Jeff’s analysis, in my view, is excellent- and is saying what I was trying to outline in my thought-fantasy.  
Jeff writes:
"From a Peircean perspective, what matters is not whether the rock has a mindlike interior, but whether the more basic levels of reality involve (i) qualitative possibilities (Firstness), (ii) constraints/compulsions or “brute suchness” (Secondness), and (iii) the formation of stable regularities (Thirdness as habit/law). If one takes a continuous field ontology seriously, then the primitives are not little billiard balls, but loci of qualitative character (charge, spin, etc.) standing in relations of mutual susceptibility—what Peirce calls the peculiar relation of affectability. And if one further takes seriously the idea that law is not merely “written into” the cosmos from the outset but becomes increasingly definite—then the growth of regularity begins to look like the growth of a kind of memory: not memory as personal recollection, but memory as the persistence of constraints, the consolidation of tendencies, the sedimentation of habits across time—all involving the growth and flow of information.
On that way of putting it, the sharper question becomes something like: Is a primordial field of potentiality the kind of thing to which Peirce’s “whatever is First is ipso facto sentient” could intelligibly apply? That is: are the qualitative aspects and couplings of the most basic reality better thought of as utterly mindless “dead matter,” or as something whose most primitive mode is closer, in kind and not just in degree, tofeeling/possibility—with “dead matter” emerging as the highly constrained limit where habit has hardened and the range of qualitative “free play” has been drastically narrowed?”
I think the above outline of the path from 1ns through 2ns to 3ns [ and reverse!] is excellent.
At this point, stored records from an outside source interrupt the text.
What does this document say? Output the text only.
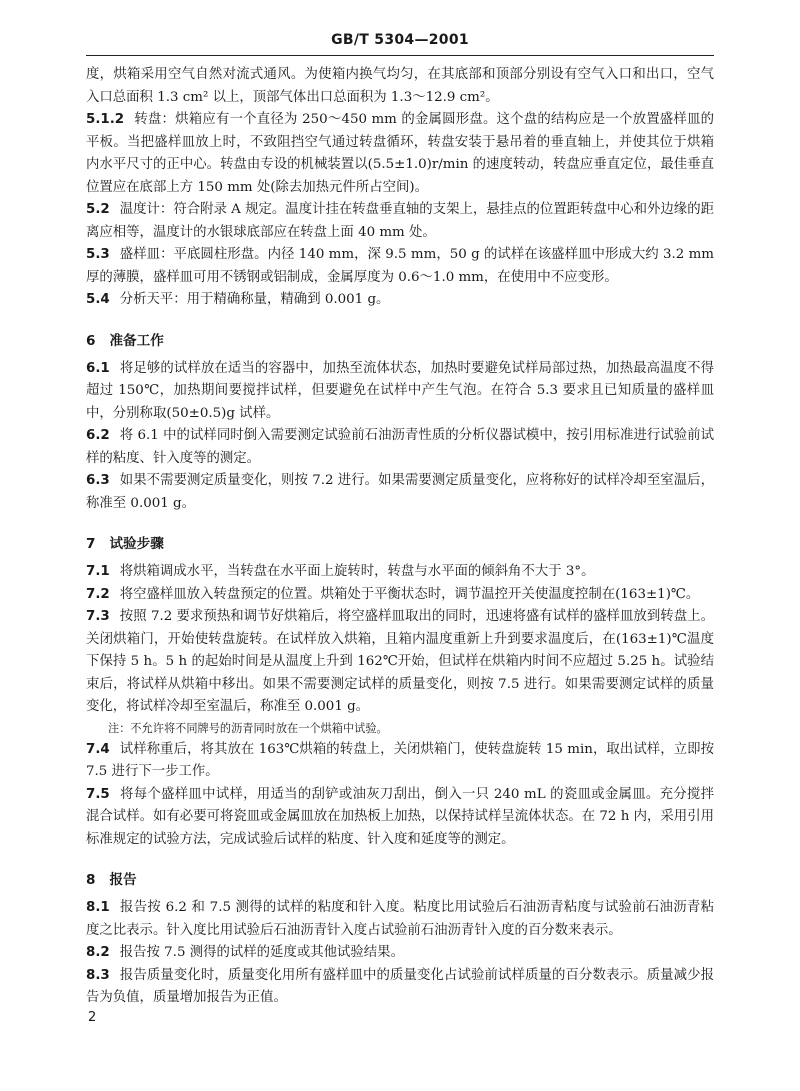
GB/T 5304—2001

度，烘箱采用空气自然对流式通风。为使箱内换气均匀，在其底部和顶部分别设有空气入口和出口，空气入口总面积 1.3 cm² 以上，顶部气体出口总面积为 1.3～12.9 cm²。

5.1.2 转盘：烘箱应有一个直径为 250～450 mm 的金属圆形盘。这个盘的结构应是一个放置盛样皿的平板。当把盛样皿放上时，不致阻挡空气通过转盘循环，转盘安装于悬吊着的垂直轴上，并使其位于烘箱内水平尺寸的正中心。转盘由专设的机械装置以(5.5±1.0)r/min 的速度转动，转盘应垂直定位，最佳垂直位置应在底部上方 150 mm 处(除去加热元件所占空间)。

5.2 温度计：符合附录 A 规定。温度计挂在转盘垂直轴的支架上，悬挂点的位置距转盘中心和外边缘的距离应相等，温度计的水银球底部应在转盘上面 40 mm 处。

5.3 盛样皿：平底圆柱形盘。内径 140 mm，深 9.5 mm，50 g 的试样在该盛样皿中形成大约 3.2 mm 厚的薄膜，盛样皿可用不锈钢或铝制成，金属厚度为 0.6～1.0 mm，在使用中不应变形。

5.4 分析天平：用于精确称量，精确到 0.001 g。

6 准备工作

6.1 将足够的试样放在适当的容器中，加热至流体状态，加热时要避免试样局部过热，加热最高温度不得超过 150℃，加热期间要搅拌试样，但要避免在试样中产生气泡。在符合 5.3 要求且已知质量的盛样皿中，分别称取(50±0.5)g 试样。

6.2 将 6.1 中的试样同时倒入需要测定试验前石油沥青性质的分析仪器试模中，按引用标准进行试验前试样的粘度、针入度等的测定。

6.3 如果不需要测定质量变化，则按 7.2 进行。如果需要测定质量变化，应将称好的试样冷却至室温后，称准至 0.001 g。

7 试验步骤

7.1 将烘箱调成水平，当转盘在水平面上旋转时，转盘与水平面的倾斜角不大于 3°。

7.2 将空盛样皿放入转盘预定的位置。烘箱处于平衡状态时，调节温控开关使温度控制在(163±1)℃。

7.3 按照 7.2 要求预热和调节好烘箱后，将空盛样皿取出的同时，迅速将盛有试样的盛样皿放到转盘上。关闭烘箱门，开始使转盘旋转。在试样放入烘箱，且箱内温度重新上升到要求温度后，在(163±1)℃温度下保持 5 h。5 h 的起始时间是从温度上升到 162℃开始，但试样在烘箱内时间不应超过 5.25 h。试验结束后，将试样从烘箱中移出。如果不需要测定试样的质量变化，则按 7.5 进行。如果需要测定试样的质量变化，将试样冷却至室温后，称准至 0.001 g。

注：不允许将不同牌号的沥青同时放在一个烘箱中试验。

7.4 试样称重后，将其放在 163℃烘箱的转盘上，关闭烘箱门，使转盘旋转 15 min，取出试样，立即按 7.5 进行下一步工作。

7.5 将每个盛样皿中试样，用适当的刮铲或油灰刀刮出，倒入一只 240 mL 的瓷皿或金属皿。充分搅拌混合试样。如有必要可将瓷皿或金属皿放在加热板上加热，以保持试样呈流体状态。在 72 h 内，采用引用标准规定的试验方法，完成试验后试样的粘度、针入度和延度等的测定。

8 报告

8.1 报告按 6.2 和 7.5 测得的试样的粘度和针入度。粘度比用试验后石油沥青粘度与试验前石油沥青粘度之比表示。针入度比用试验后石油沥青针入度占试验前石油沥青针入度的百分数来表示。

8.2 报告按 7.5 测得的试样的延度或其他试验结果。

8.3 报告质量变化时，质量变化用所有盛样皿中的质量变化占试验前试样质量的百分数表示。质量减少报告为负值，质量增加报告为正值。

2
I think one has to be very careful , however, about the meaning of ‘primordial field of potentiality’ [let’s call this domain A]. .  This does not mean determinism, ie, that the ‘forms’ of Existence’ are primordial’. The fact remains, that Firstness is chance and freedom ..and the actualities [call them B] are not the result of a direct linear action from A to B. 
Edwina

On Dec 14, 2025, at 5:58 PM, Jeffrey Brian Downard <[email protected]> wrote:

From a Peircean perspective, what matters is not whether the rock has a mindlike interior, but whether the more basic levels of reality involve (i) qualitative possibilities (Firstness), (ii) constraints/compulsions or “brute suchness” (Secondness), and (iii) the formation of stable regularities (Thirdness as habit/law). If one takes a continuous field ontology seriously, then the primitives are not little billiard balls, but loci of qualitative character (charge, spin, etc.) standing in relations of mutual susceptibility—what Peirce calls the peculiar relation of affectability. And if one further takes seriously the idea that law is not merely “written into” the cosmos from the outset but becomes increasingly definite—then the growth of regularity begins to look like the growth of a kind of memory: not memory as personal recollection, but memory as the persistence of constraints, the consolidation of tendencies, the sedimentation of habits across time—all involving the growth and flow of information.
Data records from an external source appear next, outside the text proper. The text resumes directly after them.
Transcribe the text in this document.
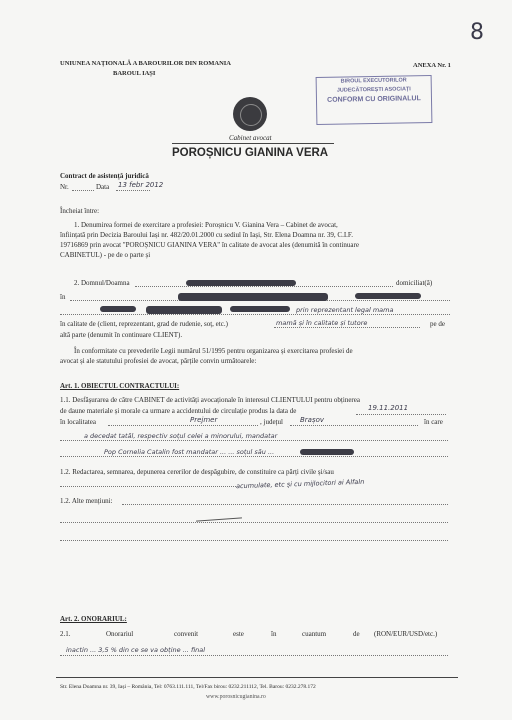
UNIUNEA NAȚIONALĂ A BAROURILOR DIN ROMANIA
BAROUL IAȘI
ANEXA Nr. 1
8
BIROUL EXECUTORILOR
JUDECĂTOREȘTI ASOCIAȚI
CONFORM CU ORIGINALUL
Cabinet avocat
POROȘNICU GIANINA VERA
Contract de asistență juridică
Nr.	Data 13 febr 2012
Încheiat între:
1. Denumirea formei de exercitare a profesiei: Poroșnicu V. Gianina Vera – Cabinet de avocat,
înființată prin Decizia Baroului Iași nr. 482/20.01.2000 cu sediul în Iași, Str. Elena Doamna nr. 39, C.I.F.
19716869 prin avocat "POROȘNICU GIANINA VERA" în calitate de avocat ales (denumită în continuare
CABINETUL) - pe de o parte și
2. Domnul/Doamna	domiciliat(ă)
în
prin reprezentant legal mama
în calitate de (client, reprezentant, grad de rudenie, soț, etc.)	mamă și în calitate și tutore	pe de
altă parte (denumit în continuare CLIENT).
În conformitate cu prevederile Legii numărul 51/1995 pentru organizarea și exercitarea profesiei de
avocat și ale statutului profesiei de avocat, părțile convin următoarele:
Art. 1. OBIECTUL CONTRACTULUI:
1.1. Desfășurarea de către CABINET de activități avocaționale în interesul CLIENTULUI pentru obținerea
de daune materiale și morale ca urmare a accidentului de circulație produs la data de	19.11.2011
în localitatea	Prejmer	, județul Brașov	în care
a decedat tatăl, respectiv soțul celei a minorului, mandatar
Pop Cornelia Catalin fost mandatar ... ... soțul său ...
1.2. Redactarea, semnarea, depunerea cererilor de despăgubire, de constituire ca părți civile și/sau
acumulate, etc și cu mijlocitori ai Alfaln
1.2. Alte mențiuni:
Art. 2. ONORARIUL:
2.1.	Onorariul	convenit	este	în	cuantum	de (RON/EUR/USD/etc.)
inactin ... 3,5 % din ce se va obține ... final
Str. Elena Doamna nr. 39, Iași – România, Tel: 0763.111.111, Tel/Fax birou: 0232.211112, Tel. Barou: 0232.278.172
www.porosnicugianina.ro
On that way of putting it, the sharper question becomes something like: Is a primordial field of potentiality the kind of thing to which Peirce’s “whatever is First is ipso facto sentient” could intelligibly apply? That is: are the qualitative aspects and couplings of the most basic reality better thought of as utterly mindless “dead matter,” or as something whose most primitive mode is closer, in kind and not just in degree, tofeeling/possibility—with “dead matter” emerging as the highly constrained limit where habit has hardened and the range of qualitative “free play” has been drastically narrowed?